Iran is keen to strengthen its position in Central Asia, a former Soviet region with Muslim traditions, as it faces growing pressure from the West over its nuclear ambitions.

But it faces tough competition there from the United States, China and Russia who are all vying for influence in the resource-rich region.

Iran's alliance with Afghanistan, where the government is bolstered by U.S. troops, is uneasy, while another source of awkwardness is Washington's warm ties with ex-Soviet Tajikistan, a key partner in its operations in neighbouring Afghanistan.

The three carefully avoided geopolitical tensions in their talks in Dushanbe, stressing security and trade as a key element in their alliance.

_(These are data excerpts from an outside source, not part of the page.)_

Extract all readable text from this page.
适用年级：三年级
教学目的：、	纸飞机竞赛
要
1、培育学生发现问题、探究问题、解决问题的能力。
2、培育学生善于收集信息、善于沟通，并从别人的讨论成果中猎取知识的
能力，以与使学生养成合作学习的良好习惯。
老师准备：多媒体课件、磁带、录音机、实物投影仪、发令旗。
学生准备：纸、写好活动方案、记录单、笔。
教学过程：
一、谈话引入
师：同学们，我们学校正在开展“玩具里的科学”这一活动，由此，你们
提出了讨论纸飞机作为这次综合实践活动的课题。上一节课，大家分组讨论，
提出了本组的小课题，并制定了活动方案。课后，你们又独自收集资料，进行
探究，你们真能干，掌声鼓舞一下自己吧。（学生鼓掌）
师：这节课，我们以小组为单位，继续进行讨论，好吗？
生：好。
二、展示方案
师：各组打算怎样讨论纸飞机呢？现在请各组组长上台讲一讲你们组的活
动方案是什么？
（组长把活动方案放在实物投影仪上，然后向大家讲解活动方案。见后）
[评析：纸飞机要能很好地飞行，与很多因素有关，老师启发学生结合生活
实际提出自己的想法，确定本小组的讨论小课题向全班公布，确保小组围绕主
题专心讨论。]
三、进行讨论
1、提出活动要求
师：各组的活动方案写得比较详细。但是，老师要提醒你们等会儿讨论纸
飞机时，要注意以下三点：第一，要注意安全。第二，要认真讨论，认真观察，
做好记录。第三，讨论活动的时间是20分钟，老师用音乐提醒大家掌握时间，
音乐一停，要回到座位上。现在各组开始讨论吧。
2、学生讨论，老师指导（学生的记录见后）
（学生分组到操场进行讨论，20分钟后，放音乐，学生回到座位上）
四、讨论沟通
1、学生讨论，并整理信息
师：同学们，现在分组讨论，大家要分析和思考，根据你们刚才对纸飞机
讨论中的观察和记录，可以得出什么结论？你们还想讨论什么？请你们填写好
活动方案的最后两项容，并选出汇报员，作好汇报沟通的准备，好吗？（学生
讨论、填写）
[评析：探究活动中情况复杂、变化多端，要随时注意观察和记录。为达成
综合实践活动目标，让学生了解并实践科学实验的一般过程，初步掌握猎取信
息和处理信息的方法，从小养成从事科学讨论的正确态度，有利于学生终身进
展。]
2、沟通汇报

"Afghanistan believes that it needs cooperation among us for its economic development," said Karzai. "Our economic stabilisation and security are in the interests of all the three countries and the region as a whole."

Tajikistan's Rakhmonov, his impoverished country still recovering from a civil war in the 1990s, proposed building a road linking the three states to boost trade and develop his country's vast hydroelectricity resources.

Ahmadinejad, speaking at the opening ceremony of an Iran-sponsored tunnel in Tajikistan, said he felt at home in the fellow Persian-speaking nation whose national flag is almost identical to that of Iran.

"I look at you and I see Iranians," he told a cheering crowd at the tunnel's construction site hidden high in the mountains north of Dushanbe.

"We are united by Islam. And the tears of happiness I see in your eyes are our happiness too."